The BBC reveals how the late megachurch leader TB Joshua, who is accused of committing sexual crimes on a mass scale, locked up his own daughter and tortured her for years before leaving her homeless on the streets of Lagos, Nigeria.
Warning: Contains details some readers may find distressing
"My dad had fear, constant fear. He was very afraid that someone would speak up," says one of the pastor's daughters, Ajoke - the first whistle-blower to reach out to the BBC about the abuse she witnessed at her father's church, the Synagogue Church of All Nations (Scoan).
TB Joshua, who died in 2021 at the age of 57, is accused of widespread abuse and torture spanning almost 20 years.
Now aged 27, Ajoke lives in hiding and has dropped her surname "Joshua" - the BBC is not publishing her new name.
Little is known about Ajoke's birth mother, who was believed to be one of TB Joshua's congregants. Ajoke says she was raised by Evelyn, Joshua's widow, from as early as she can remember.
Until the age of seven, Ajoke says she had a very happy childhood, going on holiday with the Joshua family to places like Dubai.
But one day everything changed. She was suspended from school for a misdemeanour, and a local journalist wrote an article referring to her as the illegitimate child of TB Joshua. She was pulled out of school and taken to the Scoan compound in Lagos.

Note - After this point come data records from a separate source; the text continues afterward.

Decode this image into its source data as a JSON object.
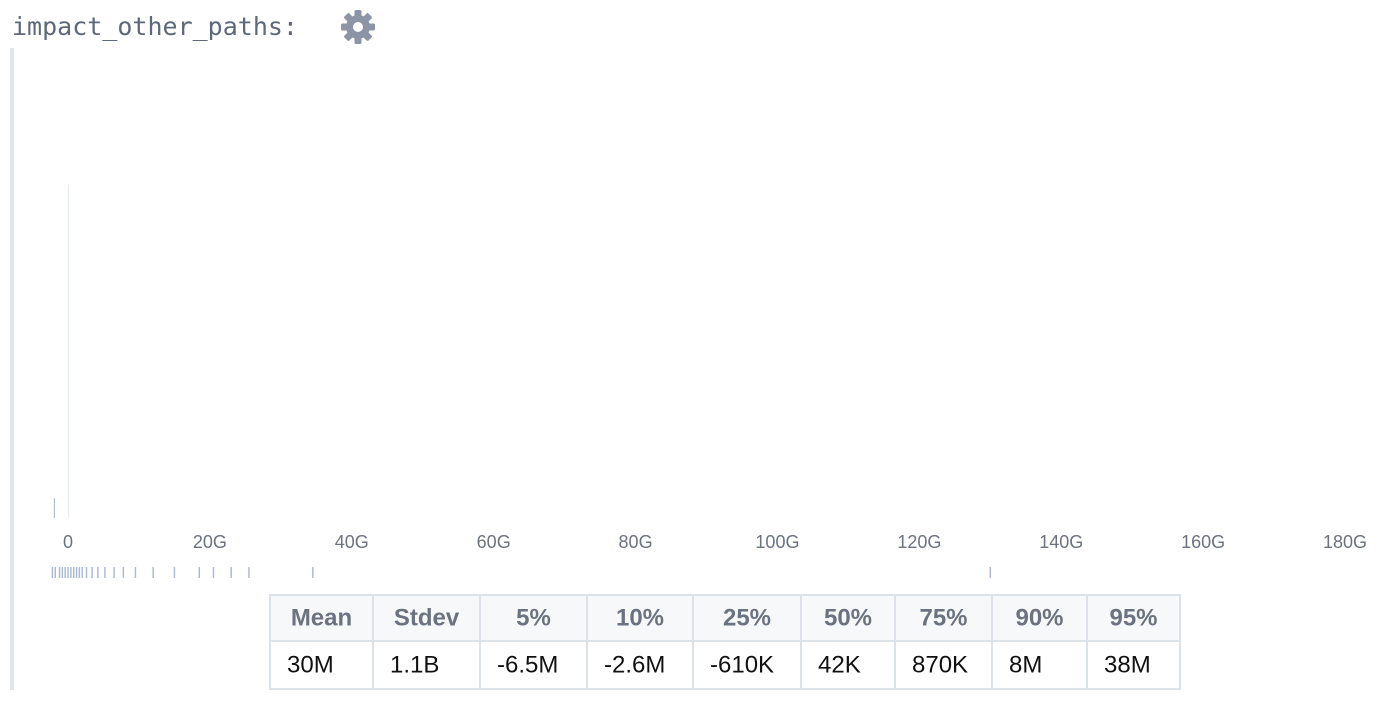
{
  "title": "impact_other_paths:",
  "chart_data": {
    "type": "histogram",
    "color": "#4a6a9e",
    "bins": [
      -2000000000,
      0,
      2000000000
    ],
    "counts": [
      60,
      1000
    ],
    "ylim": [
      0,
      1000
    ],
    "xlim": [
      -2500000000,
      180000000000
    ],
    "xticks": [
      0,
      {
        "value": 20000000000,
        "label": "20G"
      },
      {
        "value": 40000000000,
        "label": "40G"
      },
      {
        "value": 60000000000,
        "label": "60G"
      },
      {
        "value": 80000000000,
        "label": "80G"
      },
      {
        "value": 100000000000,
        "label": "100G"
      },
      {
        "value": 120000000000,
        "label": "120G"
      },
      {
        "value": 140000000000,
        "label": "140G"
      },
      {
        "value": 160000000000,
        "label": "160G"
      },
      {
        "value": 180000000000,
        "label": "180G"
      }
    ],
    "rug": [
      -2200000000,
      -1800000000,
      -1200000000,
      -800000000,
      -400000000,
      0,
      400000000,
      800000000,
      1200000000,
      1600000000,
      2000000000,
      2600000000,
      3400000000,
      4200000000,
      5200000000,
      6500000000,
      7800000000,
      9500000000,
      12000000000,
      15000000000,
      18500000000,
      20500000000,
      23000000000,
      25500000000,
      34500000000,
      130000000000
    ]
  },
  "table": {
    "header": [
      "Mean",
      "Stdev",
      "5%",
      "10%",
      "25%",
      "50%",
      "75%",
      "90%",
      "95%"
    ],
    "rows": [
      [
        "30M",
        "1.1B",
        "-6.5M",
        "-2.6M",
        "-610K",
        "42K",
        "870K",
        "8M",
        "38M"
      ]
    ]
  }
}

"I was made to move to the disciples' room. I didn't volunteer to be a disciple. I was made to join," she says.
The disciples were an elite group of dedicated followers who served TB Joshua and lived with him inside the maze-like structure of the church. They came from all over the world, many staying at the compound for decades.

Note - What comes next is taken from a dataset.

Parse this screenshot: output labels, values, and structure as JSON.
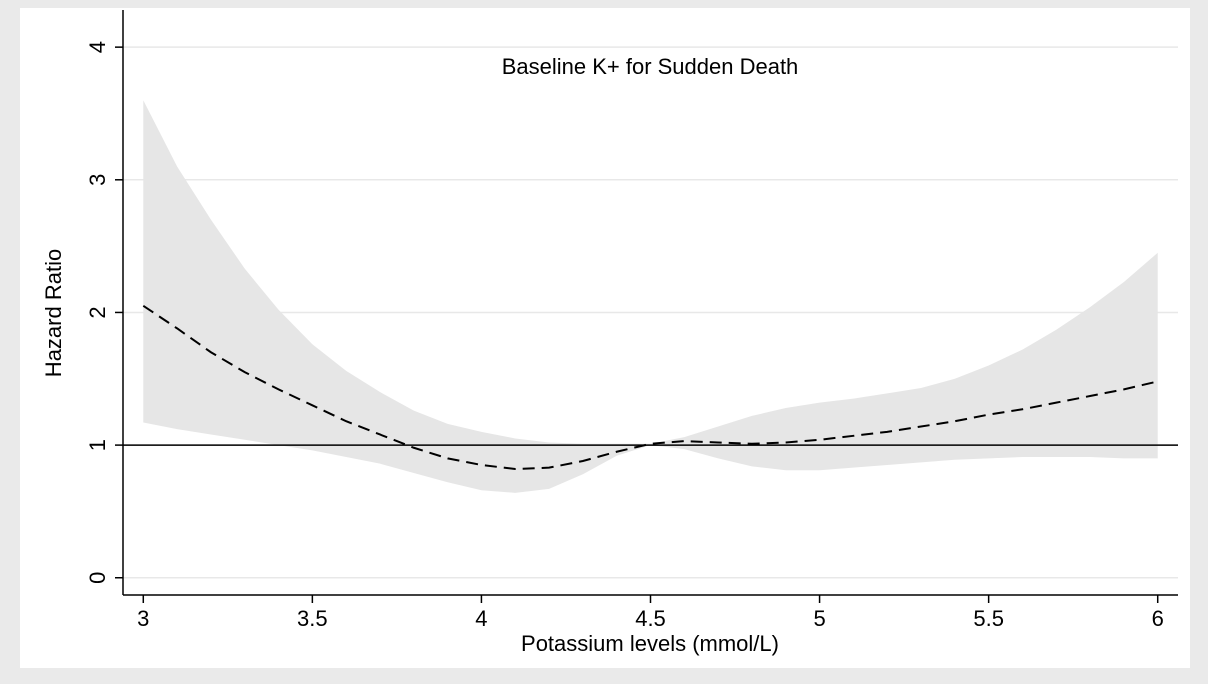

They lived under a strict set of rules: forbidden to sleep for more than a few hours at a time, prohibited from using their own phones or having access to their personal emails, and forced to call TB Joshua "Daddy".

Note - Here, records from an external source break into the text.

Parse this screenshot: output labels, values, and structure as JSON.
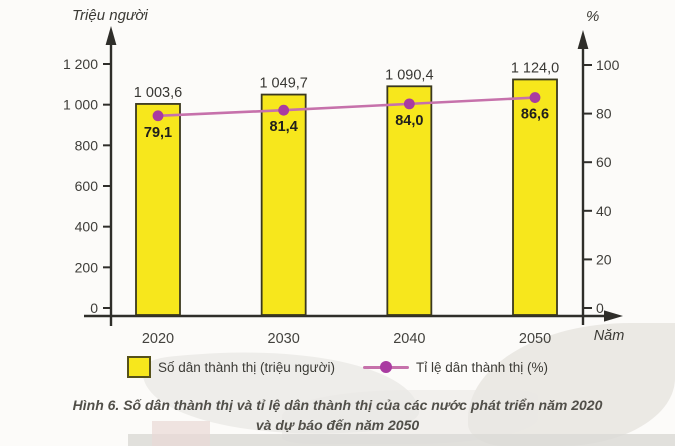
{
  "figure": {
    "caption_line1": "Hình 6. Số dân thành thị và tỉ lệ dân thành thị của các nước phát triển năm 2020",
    "caption_line2": "và dự báo đến năm 2050"
  },
  "legend": {
    "bar_label": "Số dân thành thị (triệu người)",
    "line_label": "Tỉ lệ dân thành thị (%)"
  },
  "colors": {
    "bar_fill": "#f7e71c",
    "bar_border": "#3a381f",
    "line": "#c671ab",
    "marker": "#a93ba1",
    "axis": "#2f2e2a"
  },
  "chart_data": {
    "type": "combo",
    "title": "Hình 6. Số dân thành thị và tỉ lệ dân thành thị của các nước phát triển năm 2020 và dự báo đến năm 2050",
    "categories": [
      "2020",
      "2030",
      "2040",
      "2050"
    ],
    "series": [
      {
        "name": "Số dân thành thị (triệu người)",
        "type": "bar",
        "axis": "left",
        "values": [
          1003.6,
          1049.7,
          1090.4,
          1124.0
        ],
        "labels": [
          "1 003,6",
          "1 049,7",
          "1 090,4",
          "1 124,0"
        ]
      },
      {
        "name": "Tỉ lệ dân thành thị (%)",
        "type": "line",
        "axis": "right",
        "values": [
          79.1,
          81.4,
          84.0,
          86.6
        ],
        "labels": [
          "79,1",
          "81,4",
          "84,0",
          "86,6"
        ]
      }
    ],
    "left_axis": {
      "title": "Triệu người",
      "ylim": [
        0,
        1300
      ],
      "ticks": [
        0,
        200,
        400,
        600,
        800,
        1000,
        1200
      ],
      "tick_labels": [
        "0",
        "200",
        "400",
        "600",
        "800",
        "1 000",
        "1 200"
      ]
    },
    "right_axis": {
      "title": "%",
      "ylim": [
        0,
        110
      ],
      "ticks": [
        0,
        20,
        40,
        60,
        80,
        100
      ],
      "tick_labels": [
        "0",
        "20",
        "40",
        "60",
        "80",
        "100"
      ]
    },
    "x_axis": {
      "title": "Năm"
    },
    "grid": false,
    "legend_position": "bottom"
  }
}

"The disciples were both brainwashed and enablers. Everybody was just acting based on command - like zombies. Nobody was questioning anything," she says.
Just a child, Ajoke would not follow the rules like the other disciples: she refused to stand up when the pastor came into the room and rebelled against the severe sleeping orders.
The abuse started soon after.
Not long after arriving, aged seven, she remembers being beaten for wetting the bed and then being forced to walk around the compound with a sign around her neck saying "I am a bedwetter."
"The message about Ajoke was that she had terrible evil spirits that needed to be driven out," says one former female disciple.
"There was a time in the disciple meetings - he [Joshua] said people could beat her. Anyone in the female dormitory could just hit her and I remember just seeing people slapping her as they walked past," she says.